Everywhere you look, the temperature is falling, the leaves are changing colour and the allotment is no different.

Visits to and from allotment really do dwindle heading into the autumn and winter, so as the darker evenings move on in, the allotment really does offer a great place to walk to stretch legs and get a breath of fresh air.

Time there at the weekends is also more treasured, probably now this year than in the summer – mainly because we can’t do much else, for obvious reasons at the moment.

On first glance, a good majority of beds are covered and so it looks like not a lot is happening – however, if you look closely, it’s quite the contrary.

Strawberries

These strawberry plants were gifted to us by some very dear friends, and they have taken root superbly – and the fruits taste fantastic. These were planted into some raised beds which were made up of predominantly leaf mould. You can see how I made these raised beds here. I’ve managed to cultivate some more strawberry plants from these and I can’t wait to pick some more in the spring.

Brussels sprouts

Brussels sprouts often feel like they take such a long time to grow, baring in mind that I first sowed these seeds back in April – so you can imagine how satisfying it must be to see actual Brussels sprouts on the stem. They are being eaten by slugs and they’ve been congregating on the heads of the plant, so I really do need to address that. The sprouts reside in a brassica cage,

Last of the fruits

A good 50% of the plot is made up fruits and this is a great tactic with helping keeping on top things, mainly because the fruits look after themselves. The autumn raspberries have done really well and I’ve decided to not prune these like I did this time last year. Instead, I’ll be pruning these in the early spring. The Spring raspberries have not done that well – and I need to find out why. The rhubarb winding down now, and these generated a plentiful outcome. The blackberries… have served their time. They’re very lovely, but their pruning has become (and excuse the pun) a bind. New plans await for these – stay tuned!

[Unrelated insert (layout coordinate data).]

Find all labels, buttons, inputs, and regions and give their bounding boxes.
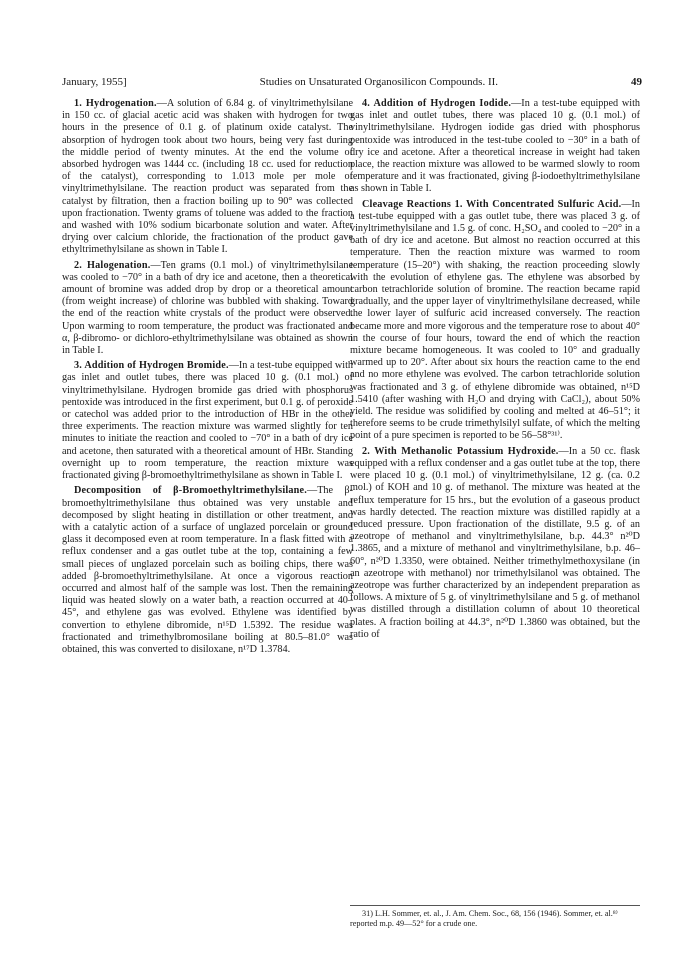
paragraph-text: —In a test-tube equipped with gas inlet and outlet tubes, there was placed 10 g. (0.1 mol.) of vinyltrimethylsilane. Hydrogen iodide gas dried with phosphorus pentoxide was introduced in the test-tube cooled to −30° in a bath of dry ice and acetone. After a theoretical increase in weight had taken place, the reaction mixture was allowed to be warmed slowly to room temperature and it was fractionated, giving β-iodoethyltrimethylsilane as shown in Table I. xyxy=(350,98,640,195)
paragraph-decomposition xyxy=(62,485,353,656)
paragraph-text: —The β-bromoethyltrimethylsilane thus obtained was very unstable and decomposed by slight heating in distillation or other treatment, and with a catalytic action of a surface of unglazed porcelain or ground glass it decomposed even at room temperature. In a flask fitted with a reflux condenser and a gas outlet tube at the top, containing a few small pieces of unglazed porcelain such as boiling chips, there was added β-bromoethyltrimethylsilane. At once a vigorous reaction occurred and almost half of the sample was lost. Then the remaining liquid was heated slowly on a water bath, a reaction occurred at 40–45°, and ethylene gas was evolved. Ethylene was identified by convertion to ethylene dibromide, n¹⁵D 1.5392. The residue was fractionated and trimethylbromosilane boiling at 80.5–81.0° was obtained, this was converted to disiloxane, n¹⁷D 1.3784. xyxy=(62,485,353,655)
section-heading: 2. With Methanolic Potassium Hydroxide. xyxy=(362,445,559,457)
running-header xyxy=(62,76,642,92)
header-running-title: Studies on Unsaturated Organosilicon Compounds. II. xyxy=(259,76,499,88)
paragraph-text: —In a 50 cc. flask equipped with a reflux condenser and a gas outlet tube at the top, there were placed 10 g. (0.1 mol.) of vinyltrimethylsilane, 12 g. (ca. 0.2 mol.) of KOH and 10 g. of methanol. The mixture was heated at the reflux temperature for 15 hrs., but the evolution of a gaseous product was hardly detected. The reaction mixture was distilled rapidly at a reduced pressure. Upon fractionation of the distillate, 9.5 g. of an azeotrope of methanol and vinyltrimethylsilane, b.p. 44.3° n²⁰D 1.3865, and a mixture of methanol and vinyltrimethylsilane, b.p. 46–60°, n²⁰D 1.3350, were obtained. Neither trimethylmethoxysilane (in an azeotrope with methanol) nor trimethylsilanol was obtained. The azeotrope was further characterized by an independent preparation as follows. A mixture of 5 g. of vinyltrimethylsilane and 5 g. of methanol was distilled through a distillation column of about 10 theoretical plates. A fraction boiling at 44.3°, n²⁰D 1.3860 was obtained, but the ratio of xyxy=(350,445,640,640)
footnote-area xyxy=(350,905,640,929)
section-heading: Decomposition of β-Bromoethyltrimethylsilane. xyxy=(74,485,308,497)
section-heading: 3. Addition of Hydrogen Bromide. xyxy=(74,360,229,372)
section-heading: 2. Halogenation. xyxy=(74,259,151,271)
paragraph-koh-cleavage xyxy=(350,446,640,641)
paragraph-text: —In a test-tube equipped with gas inlet and outlet tubes, there was placed 10 g. (0.1 mol.) of vinyltrimethylsilane. Hydrogen bromide gas dried with phosphorus pentoxide was introduced in the first experiment, but 0.1 g. of peroxide or catechol was added prior to the introduction of HBr in the other three experiments. The reaction mixture was warmed slightly for ten minutes to initiate the reaction and cooled to −70° in a bath of dry ice and acetone, then saturated with a theoretical amount of HBr. Standing overnight up to room temperature, the reaction mixture was fractionated giving β-bromoethyltrimethylsilane as shown in Table I. xyxy=(62,360,353,482)
paragraph-text: —In a test-tube equipped with a gas outlet tube, there was placed 3 g. of vinyltrimethylsilane and 1.5 g. of conc. H₂SO₄ and cooled to −20° in a bath of dry ice and acetone. But almost no reaction occurred at this temperature. Then the reaction mixture was warmed to room temperature (15–20°) with shaking, the reaction proceeding slowly with the evolution of ethylene gas. The ethylene was absorbed by carbon tetrachloride solution of bromine. The reaction became rapid gradually, and the upper layer of vinyltrimethylsilane decreased, while the lower layer of sulfuric acid increased conversely. The reaction became more and more vigorous and the temperature rose to about 40° in the course of four hours, toward the end of which the reaction mixture became homogeneous. It was cooled to 10° and gradually warmed up to 20°. After about six hours the reaction came to the end and no more ethylene was evolved. The carbon tetrachloride solution was fractionated and 3 g. of ethylene dibromide was obtained, n¹⁵D 1.5410 (after washing with H₂O and drying with CaCl₂), about 50% yield. The residue was solidified by cooling and melted at 46–51°; it therefore seems to be crude trimethylsilyl sulfate, of which the melting point of a pure specimen is reported to be 56–58°³¹⁾. xyxy=(350,198,640,442)
header-date: January, 1955] xyxy=(62,76,127,88)
paragraph-hi-addition xyxy=(350,98,640,196)
paragraph-text: —Ten grams (0.1 mol.) of vinyltrimethylsilane was cooled to −70° in a bath of dry ice and acetone, then a theoretical amount of bromine was added drop by drop or a theoretical amount (from weight increase) of chlorine was bubbled with shaking. Toward the end of the reaction white crystals of the product were observed. Upon warming to room temperature, the product was fractionated and α, β-dibromo- or dichloro-ethyltrimethylsilane was obtained as shown in Table I. xyxy=(62,259,353,357)
left-column xyxy=(62,98,353,659)
paragraph-sulfuric-cleavage xyxy=(350,199,640,443)
right-column xyxy=(350,98,640,644)
paragraph-text: —A solution of 6.84 g. of vinyltrimethylsilane in 150 cc. of glacial acetic acid was shaken with hydrogen for two hours in the presence of 0.1 g. of platinum oxide catalyst. The absorption of hydrogen took about two hours, being very fast during the middle period of twenty minutes. At the end the volume of absorbed hydrogen was 1444 cc. (including 18 cc. used for reduction of the catalyst), corresponding to 1.013 mole per mole of vinyltrimethylsilane. The reaction product was separated from the catalyst by filtration, then a fraction boiling up to 90° was collected upon fractionation. Twenty grams of toluene was added to the fraction and washed with 10% sodium bicarbonate solution and water. After drying over calcium chloride, the fractionation of the product gave ethyltrimethylsilane as shown in Table I. xyxy=(62,98,354,256)
page-number: 49 xyxy=(631,76,642,88)
section-heading: 1. Hydrogenation. xyxy=(74,98,157,109)
section-heading: Cleavage Reactions 1. With Concentrated Sulfuric Acid. xyxy=(362,198,622,210)
section-heading: 4. Addition of Hydrogen Iodide. xyxy=(362,98,512,109)
paragraph-hbr-addition xyxy=(62,360,353,482)
footnote-31: 31) L.H. Sommer, et. al., J. Am. Chem. Soc., 68, 156 (1946). Sommer, et. al.⁸⁾ reported m.p. 49—52° for a crude one. xyxy=(350,909,618,928)
paragraph-hydrogenation xyxy=(62,98,353,257)
paragraph-halogenation xyxy=(62,260,353,358)
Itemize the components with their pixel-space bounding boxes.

This year I grew King Edward potatoes, which I’ve grown before once upon a time…

These were the only potatoes I grew this year. I usually do first early potatoes and mains, but this year I just grew mains.

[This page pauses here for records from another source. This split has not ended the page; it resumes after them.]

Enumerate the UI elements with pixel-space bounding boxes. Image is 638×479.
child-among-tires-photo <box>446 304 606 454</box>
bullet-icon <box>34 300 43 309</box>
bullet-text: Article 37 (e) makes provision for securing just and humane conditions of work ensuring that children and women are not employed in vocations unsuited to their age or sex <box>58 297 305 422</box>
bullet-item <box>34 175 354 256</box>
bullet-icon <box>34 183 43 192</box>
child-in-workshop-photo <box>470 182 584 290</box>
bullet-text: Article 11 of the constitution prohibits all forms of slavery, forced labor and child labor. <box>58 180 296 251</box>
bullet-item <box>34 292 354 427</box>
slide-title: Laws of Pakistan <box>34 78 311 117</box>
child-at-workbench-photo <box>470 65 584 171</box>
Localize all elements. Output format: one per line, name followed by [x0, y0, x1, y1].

I’ve been happy with the spud outcome this year, in the fact that I’ve ended up with more than I started with – but it’s worth noting that the jacket potato style spud has been far and few between, but I’ll be honest, I’m fine with that.

They’ve still been great for mashing and roasting 🙂

I’ve still got some potatoes to dig up, but in the meantime I’m storing them in the ground for… even more rainy days.